Seth was brilliant, iconoclastic, fearless.
It’s been a long while since Seth was an active part of the GNOME Community, but his influence on the project can still be seen in its DNA if you know where to look. He arrived on the GNOME scene while still in school with hundreds of ideas on how to improve things. It was an interesting time: We had just launched GNOME 1.5 and were searching for a new path towards GNOME 2.0. The Sun usability study had been published and the community had internalized the need to change directions.

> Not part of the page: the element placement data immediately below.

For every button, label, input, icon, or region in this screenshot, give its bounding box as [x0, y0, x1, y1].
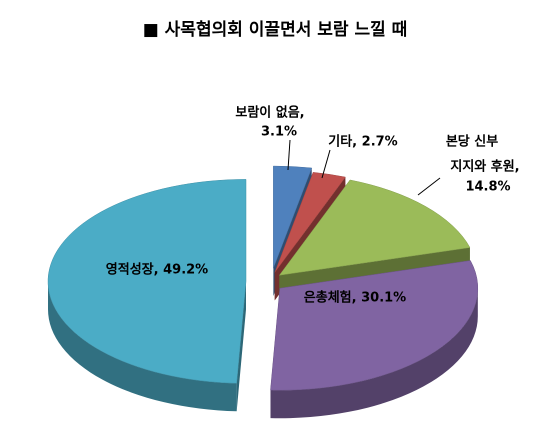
leader-line — [417, 177, 441, 196]
slice — [47, 179, 247, 384]
slice — [274, 172, 346, 273]
chart-title: ■ 사목협의회 이끌면서 보람 느낄 때 — [143, 19, 408, 40]
data-label: 14.8% — [465, 180, 510, 195]
data-label: 본당 신부 — [446, 134, 498, 150]
leader-line — [321, 149, 331, 179]
slice — [278, 179, 471, 276]
data-label: 기타, 2.7% — [328, 134, 397, 150]
slice — [270, 260, 479, 391]
data-label: 영적성장, 49.2% — [106, 262, 208, 278]
data-label: 은총체험, 30.1% — [304, 290, 406, 306]
leader-line — [287, 139, 291, 171]
slice-side — [236, 281, 247, 412]
slice-wall — [270, 288, 478, 419]
data-label: 3.1% — [261, 125, 297, 140]
data-label: 지지와 후원, — [450, 159, 519, 175]
slice — [273, 165, 313, 269]
data-label: 보람이 없음, — [235, 105, 304, 121]
slice-wall — [48, 281, 237, 412]
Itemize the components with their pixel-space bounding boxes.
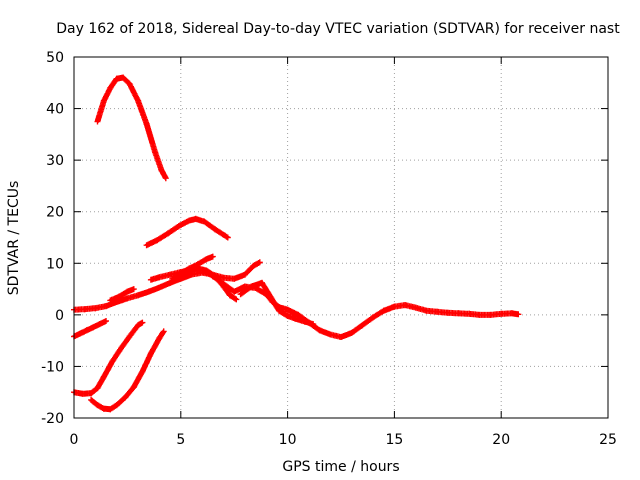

Seth rolled up his sleeves and did the work needed to help light that path.
Seth championed radical proposals such as instant apply, button ordering, message dialog fixes, and more. He cleaned up the control-center proposing some of the most visible changes from GNOME 1 to 2. He also did the initial designs for epiphany, pushing for a cleaner browser experience during an era of high browser complexity. He had a vision of desktops as a democratic tool, as easy and natural to use as any other tool in the human experience.
As a designer, Seth was focused on trying to understand who we were designing for and making sure we were solving problems for them. While he wasn’t beyond fixing paddings / layouts, he wanted to get the Big Picture right. He wasn’t beyond rolling up his sleeves writing code to move things forward, but was at his best as a champion and visionary, arguing for us to take risks and continue to innovate.
Spending time was Seth was a hoot. He had such a flair for the dramatic. I remember…
Being one of the public faces of GNOME2 was hard, and he moved on. Later, he worked on OLPC and Sugar, and made his mark there. After that, he seemed to travel a lot. We lost touch, though he’d reappear every couple of years to say hi. I hope he found what he was looking for.
Farewell, my friend. The world now has less color in it.